11.04.2014

Ma' Girls

I have two girls. Two really great and beautiful girls who enjoy a lot of different things. Building, play fighting, robots, princesses, drawing, painting, and dolls. They like a plethora of stuff and I like it that way.

As a girl who grew up feeling very conscious of her flaws and her "not girly-enoughness" I have had to fight myself at every turn to let my girls be who they are. I resist forcing a bow into their hair. I resist picking out every single outfit. I even resist holding them down while I attempt a ponytail.  I let them be who they are and explore who THEY are. In all their nappy-haired, mismatched glory.

I often lovingly {and jokingly} refer to them as looking "homeless." Please, understand, they look ANYTHING but homeless. They just aren't coiffed and polished. They are more muddy/torn knees and tangled hair in the eyes.

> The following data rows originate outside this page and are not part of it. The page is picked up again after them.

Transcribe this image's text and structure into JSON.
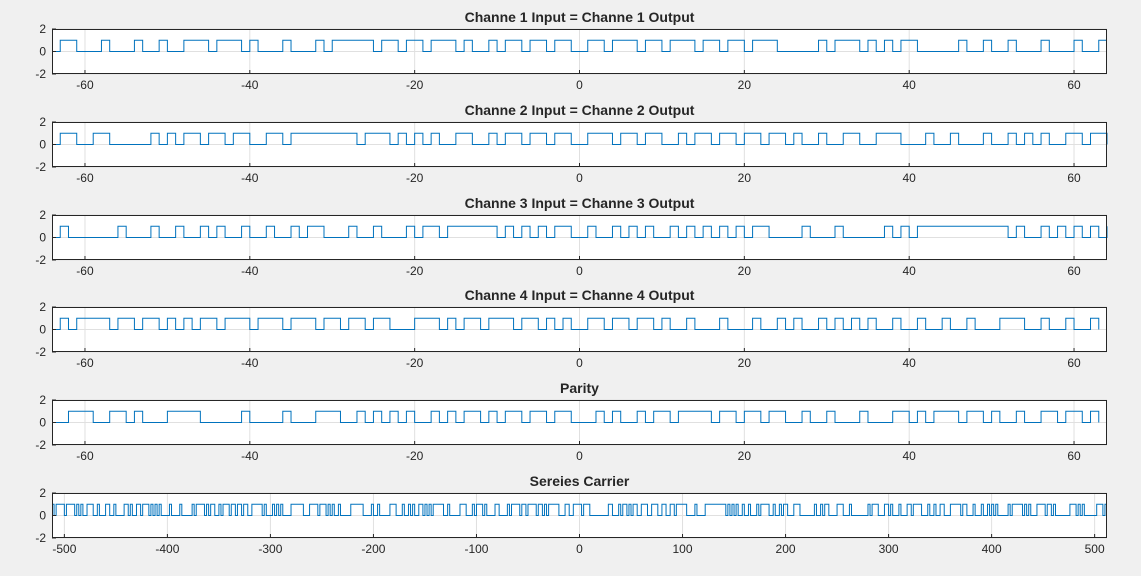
{
  "colors": {
    "background": "#f0f0f0",
    "axes": "#ffffff",
    "line": "#0072bd",
    "grid": "#e0e0e0",
    "text": "#262626"
  },
  "chart_data": [
    {
      "type": "line",
      "step": true,
      "title": "Channe 1 Input = Channe 1 Output",
      "xlim": [
        -64,
        64
      ],
      "ylim": [
        -2,
        2
      ],
      "xticks": [
        -60,
        -40,
        -20,
        0,
        20,
        40,
        60
      ],
      "yticks": [
        -2,
        0,
        2
      ],
      "grid": true,
      "series": [
        {
          "x": [
            -64,
            -63,
            -61,
            -58,
            -57,
            -54,
            -53,
            -51,
            -50,
            -48,
            -45,
            -44,
            -41,
            -40,
            -39,
            -36,
            -35,
            -32,
            -31,
            -30,
            -25,
            -24,
            -22,
            -21,
            -19,
            -18,
            -15,
            -14,
            -13,
            -11,
            -10,
            -9,
            -7,
            -6,
            -4,
            -3,
            -1,
            1,
            3,
            4,
            7,
            8,
            10,
            11,
            14,
            15,
            17,
            18,
            20,
            21,
            24,
            29,
            30,
            31,
            34,
            35,
            36,
            37,
            38,
            39,
            41,
            46,
            47,
            49,
            50,
            52,
            53,
            56,
            57,
            60,
            61,
            63,
            64
          ],
          "y": [
            0,
            1,
            0,
            1,
            0,
            1,
            0,
            1,
            0,
            1,
            0,
            1,
            0,
            1,
            0,
            1,
            0,
            1,
            0,
            1,
            0,
            1,
            0,
            1,
            0,
            1,
            0,
            1,
            0,
            1,
            0,
            1,
            0,
            1,
            0,
            1,
            0,
            1,
            0,
            1,
            0,
            1,
            0,
            1,
            0,
            1,
            0,
            1,
            0,
            1,
            0,
            1,
            0,
            1,
            0,
            1,
            0,
            1,
            0,
            1,
            0,
            1,
            0,
            1,
            0,
            1,
            0,
            1,
            0,
            1,
            0,
            1,
            1
          ]
        }
      ]
    },
    {
      "type": "line",
      "step": true,
      "title": "Channe 2 Input = Channe 2 Output",
      "xlim": [
        -64,
        64
      ],
      "ylim": [
        -2,
        2
      ],
      "xticks": [
        -60,
        -40,
        -20,
        0,
        20,
        40,
        60
      ],
      "yticks": [
        -2,
        0,
        2
      ],
      "grid": true,
      "series": [
        {
          "x": [
            -64,
            -63,
            -61,
            -59,
            -57,
            -52,
            -51,
            -50,
            -49,
            -48,
            -46,
            -45,
            -43,
            -42,
            -40,
            -38,
            -36,
            -35,
            -27,
            -26,
            -23,
            -22,
            -21,
            -20,
            -19,
            -18,
            -17,
            -15,
            -13,
            -11,
            -10,
            -9,
            -7,
            -6,
            -4,
            -3,
            -1,
            1,
            4,
            5,
            7,
            8,
            10,
            12,
            13,
            14,
            16,
            17,
            19,
            20,
            22,
            23,
            25,
            26,
            27,
            29,
            30,
            32,
            34,
            36,
            39,
            42,
            43,
            45,
            46,
            49,
            50,
            52,
            53,
            54,
            55,
            56,
            57,
            59,
            61,
            62,
            64
          ],
          "y": [
            0,
            1,
            0,
            1,
            0,
            1,
            0,
            1,
            0,
            1,
            0,
            1,
            0,
            1,
            0,
            1,
            0,
            1,
            0,
            1,
            0,
            1,
            0,
            1,
            0,
            1,
            0,
            1,
            0,
            1,
            0,
            1,
            0,
            1,
            0,
            1,
            0,
            1,
            0,
            1,
            0,
            1,
            0,
            1,
            0,
            1,
            0,
            1,
            0,
            1,
            0,
            1,
            0,
            1,
            0,
            1,
            0,
            1,
            0,
            1,
            0,
            1,
            0,
            1,
            0,
            1,
            0,
            1,
            0,
            1,
            0,
            1,
            0,
            1,
            0,
            1,
            0
          ]
        }
      ]
    },
    {
      "type": "line",
      "step": true,
      "title": "Channe 3 Input = Channe 3 Output",
      "xlim": [
        -64,
        64
      ],
      "ylim": [
        -2,
        2
      ],
      "xticks": [
        -60,
        -40,
        -20,
        0,
        20,
        40,
        60
      ],
      "yticks": [
        -2,
        0,
        2
      ],
      "grid": true,
      "series": [
        {
          "x": [
            -64,
            -63,
            -62,
            -56,
            -55,
            -52,
            -51,
            -49,
            -48,
            -46,
            -45,
            -44,
            -43,
            -41,
            -40,
            -38,
            -37,
            -35,
            -34,
            -33,
            -31,
            -28,
            -27,
            -25,
            -24,
            -21,
            -20,
            -19,
            -17,
            -16,
            -10,
            -9,
            -8,
            -7,
            -6,
            -5,
            -4,
            -3,
            -1,
            1,
            2,
            4,
            5,
            6,
            7,
            8,
            9,
            11,
            12,
            13,
            14,
            15,
            16,
            17,
            18,
            19,
            20,
            21,
            23,
            27,
            28,
            31,
            32,
            37,
            38,
            39,
            40,
            41,
            52,
            53,
            54,
            56,
            57,
            58,
            59,
            60,
            61,
            62,
            63,
            64
          ],
          "y": [
            0,
            1,
            0,
            1,
            0,
            1,
            0,
            1,
            0,
            1,
            0,
            1,
            0,
            1,
            0,
            1,
            0,
            1,
            0,
            1,
            0,
            1,
            0,
            1,
            0,
            1,
            0,
            1,
            0,
            1,
            0,
            1,
            0,
            1,
            0,
            1,
            0,
            1,
            0,
            1,
            0,
            1,
            0,
            1,
            0,
            1,
            0,
            1,
            0,
            1,
            0,
            1,
            0,
            1,
            0,
            1,
            0,
            1,
            0,
            1,
            0,
            1,
            0,
            1,
            0,
            1,
            0,
            1,
            0,
            1,
            0,
            1,
            0,
            1,
            0,
            1,
            0,
            1,
            0,
            1
          ]
        }
      ]
    },
    {
      "type": "line",
      "step": true,
      "title": "Channe 4 Input = Channe 4 Output",
      "xlim": [
        -64,
        64
      ],
      "ylim": [
        -2,
        2
      ],
      "xticks": [
        -60,
        -40,
        -20,
        0,
        20,
        40,
        60
      ],
      "yticks": [
        -2,
        0,
        2
      ],
      "grid": true,
      "series": [
        {
          "x": [
            -64,
            -63,
            -62,
            -61,
            -57,
            -56,
            -54,
            -53,
            -51,
            -50,
            -49,
            -48,
            -47,
            -46,
            -44,
            -43,
            -40,
            -39,
            -36,
            -35,
            -32,
            -31,
            -29,
            -28,
            -26,
            -25,
            -23,
            -20,
            -17,
            -16,
            -15,
            -14,
            -12,
            -11,
            -8,
            -7,
            -5,
            -4,
            -3,
            -2,
            -1,
            1,
            3,
            4,
            6,
            7,
            9,
            10,
            11,
            13,
            14,
            17,
            18,
            21,
            22,
            24,
            25,
            26,
            27,
            29,
            30,
            31,
            32,
            33,
            34,
            35,
            36,
            38,
            39,
            41,
            42,
            44,
            45,
            47,
            48,
            51,
            54,
            56,
            57,
            59,
            60,
            62,
            63
          ],
          "y": [
            0,
            1,
            0,
            1,
            0,
            1,
            0,
            1,
            0,
            1,
            0,
            1,
            0,
            1,
            0,
            1,
            0,
            1,
            0,
            1,
            0,
            1,
            0,
            1,
            0,
            1,
            0,
            1,
            0,
            1,
            0,
            1,
            0,
            1,
            0,
            1,
            0,
            1,
            0,
            1,
            0,
            1,
            0,
            1,
            0,
            1,
            0,
            1,
            0,
            1,
            0,
            1,
            0,
            1,
            0,
            1,
            0,
            1,
            0,
            1,
            0,
            1,
            0,
            1,
            0,
            1,
            0,
            1,
            0,
            1,
            0,
            1,
            0,
            1,
            0,
            1,
            0,
            1,
            0,
            1,
            0,
            1,
            0
          ]
        }
      ]
    },
    {
      "type": "line",
      "step": true,
      "title": "Parity",
      "xlim": [
        -64,
        64
      ],
      "ylim": [
        -2,
        2
      ],
      "xticks": [
        -60,
        -40,
        -20,
        0,
        20,
        40,
        60
      ],
      "yticks": [
        -2,
        0,
        2
      ],
      "grid": true,
      "series": [
        {
          "x": [
            -64,
            -62,
            -59,
            -57,
            -55,
            -54,
            -53,
            -50,
            -46,
            -41,
            -40,
            -36,
            -35,
            -32,
            -29,
            -27,
            -26,
            -25,
            -24,
            -23,
            -22,
            -21,
            -20,
            -18,
            -17,
            -16,
            -15,
            -14,
            -12,
            -11,
            -10,
            -9,
            -7,
            -6,
            -4,
            -3,
            -1,
            2,
            3,
            4,
            5,
            7,
            8,
            9,
            11,
            12,
            16,
            17,
            19,
            20,
            22,
            23,
            25,
            27,
            28,
            30,
            31,
            34,
            35,
            38,
            40,
            41,
            42,
            43,
            46,
            47,
            49,
            50,
            51,
            53,
            54,
            56,
            58,
            59,
            61,
            62,
            63
          ],
          "y": [
            0,
            1,
            0,
            1,
            0,
            1,
            0,
            1,
            0,
            1,
            0,
            1,
            0,
            1,
            0,
            1,
            0,
            1,
            0,
            1,
            0,
            1,
            0,
            1,
            0,
            1,
            0,
            1,
            0,
            1,
            0,
            1,
            0,
            1,
            0,
            1,
            0,
            1,
            0,
            1,
            0,
            1,
            0,
            1,
            0,
            1,
            0,
            1,
            0,
            1,
            0,
            1,
            0,
            1,
            0,
            1,
            0,
            1,
            0,
            1,
            0,
            1,
            0,
            1,
            0,
            1,
            0,
            1,
            0,
            1,
            0,
            1,
            0,
            1,
            0,
            1,
            0
          ]
        }
      ]
    },
    {
      "type": "line",
      "step": true,
      "title": "Sereies Carrier",
      "xlim": [
        -512,
        512
      ],
      "ylim": [
        -2,
        2
      ],
      "xticks": [
        -500,
        -400,
        -300,
        -200,
        -100,
        0,
        100,
        200,
        300,
        400,
        500
      ],
      "yticks": [
        -2,
        0,
        2
      ],
      "grid": true,
      "series": [
        {
          "pattern": "random",
          "x_start": -512,
          "x_end": 512,
          "step": 2,
          "values": [
            0,
            1
          ]
        }
      ]
    }
  ]
}
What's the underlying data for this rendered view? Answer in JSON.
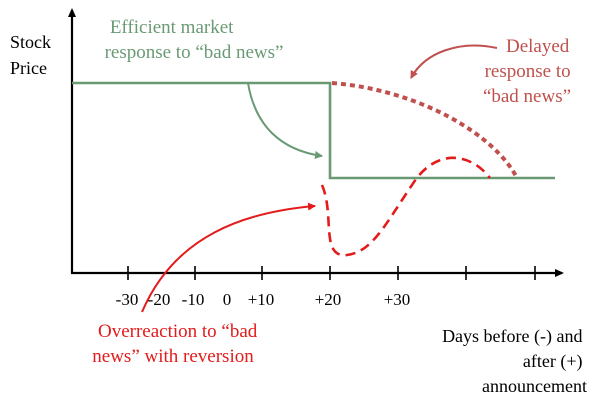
{
  "y_axis_label": [
    "Stock",
    "Price"
  ],
  "x_axis_label": [
    "Days before (-) and",
    "after (+)",
    "announcement"
  ],
  "tick_labels": [
    "-30",
    "-20",
    "-10",
    "0",
    "+10",
    "+20",
    "+30"
  ],
  "annotations": {
    "efficient": {
      "lines": [
        "Efficient market",
        "response to “bad news”"
      ],
      "color": "#6a9a74"
    },
    "delayed": {
      "lines": [
        "Delayed",
        "response to",
        "“bad news”"
      ],
      "color": "#c0504d"
    },
    "overreaction": {
      "lines": [
        "Overreaction to “bad",
        "news” with reversion"
      ],
      "color": "#e31b1b"
    }
  },
  "colors": {
    "axis": "#000000",
    "efficient": "#6a9a74",
    "delayed": "#c0504d",
    "overreaction": "#e31b1b"
  }
}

It's definitely more Kirk Cobain in style and less Hello Kitty.

So, what am I even writing about?

If you've read my blog, you know that I have kind of a tense relationship with princesses. But please let me clarify that my problem is not with the idea of princesses. They are fairly innocuous, most girls pretend to be princesses, and I consider them just another role from the motley crew of characters that children choose to play act. My issue has mainly to do with the marketing of princesses. The MARKETING of princesses is not innocuous or innocent. It is very much targeted to make your kiddo believe certain "lies" hook, line, and sinker. Well, at least in my opinion.

One of the main lies that all kids are really being fed is what is "girly" and what is "boyish"? And believing this lie (or parents just going along with the marketing teams that are paid millions to keep your kids coming back for more) leads to our kids being pigeon-holed into a consumer identity at a pretty young age.

Now, do I think that boys and girls are categorically different? Yes.

But do I think that the only color options available to girls should be pinks and purples? No.

Do I think that my nephews should be able to play with kitchen toys and not be seen as "girly"? Yes.

Not only are my girls limited in the color palete of ANYTHING that they may want to purchase, they are also slowly being made into little billboards. We went shopping for shoes today and our options were bedazzled, pink, purple, glittered trash shoes. How are girls expected to PLAY in those? Not to mention that almost every shoe option sported some character's face.

I looked over at the boys' selection and what do you think I found? Functional shoes. Way less characters. It's almost like boys should have functional feet & bodies while girls' bodies and feet are more about how we adorn them or, better yet, how marketers can use those bodies to sell stuff.

Many of you may think that I'm overreacting or making a mountain out of a mole hill, but there are much smarter people than me out there making strong cases for how marketing to young children (especially to young girls) is having much larger implications - including the  over-sexualization of  our kids. KIDS.

For really great reads on the subject, The Packaging of Girlhood and Cinderella Ate My Daughter are very thorough.

Do my girls still wear pink. Yep. Do they still play "princess"? Ayup. Do they like bows? Absolutely loathe them. There is still a lot of "traditional girliness" in our midst, but we talk about it ALL the time. Every trip to the store, every commercial, every birthday party - we ask questions, we analyze, and we try to get our girls to see through the dollar signs.

It's gonna be a long road as we continue on this whole raising girls journey and we are certainly not perfect. But I'm really glad that I can reassure my girls that they are girly-enough and absolutely wonderful no matter what they are into wearing or doing.

{Since I know you are all probably curious, we left the store today with some classic Chucky T's - black for the eldest and pink for the little.They both got to pick what would be going on their body, as that is the new rule}

My eldest is also definitely outside "hiking" in our back yard as she wrestles large sticks away from our dog and gives a stirring rendition of "Let it Go."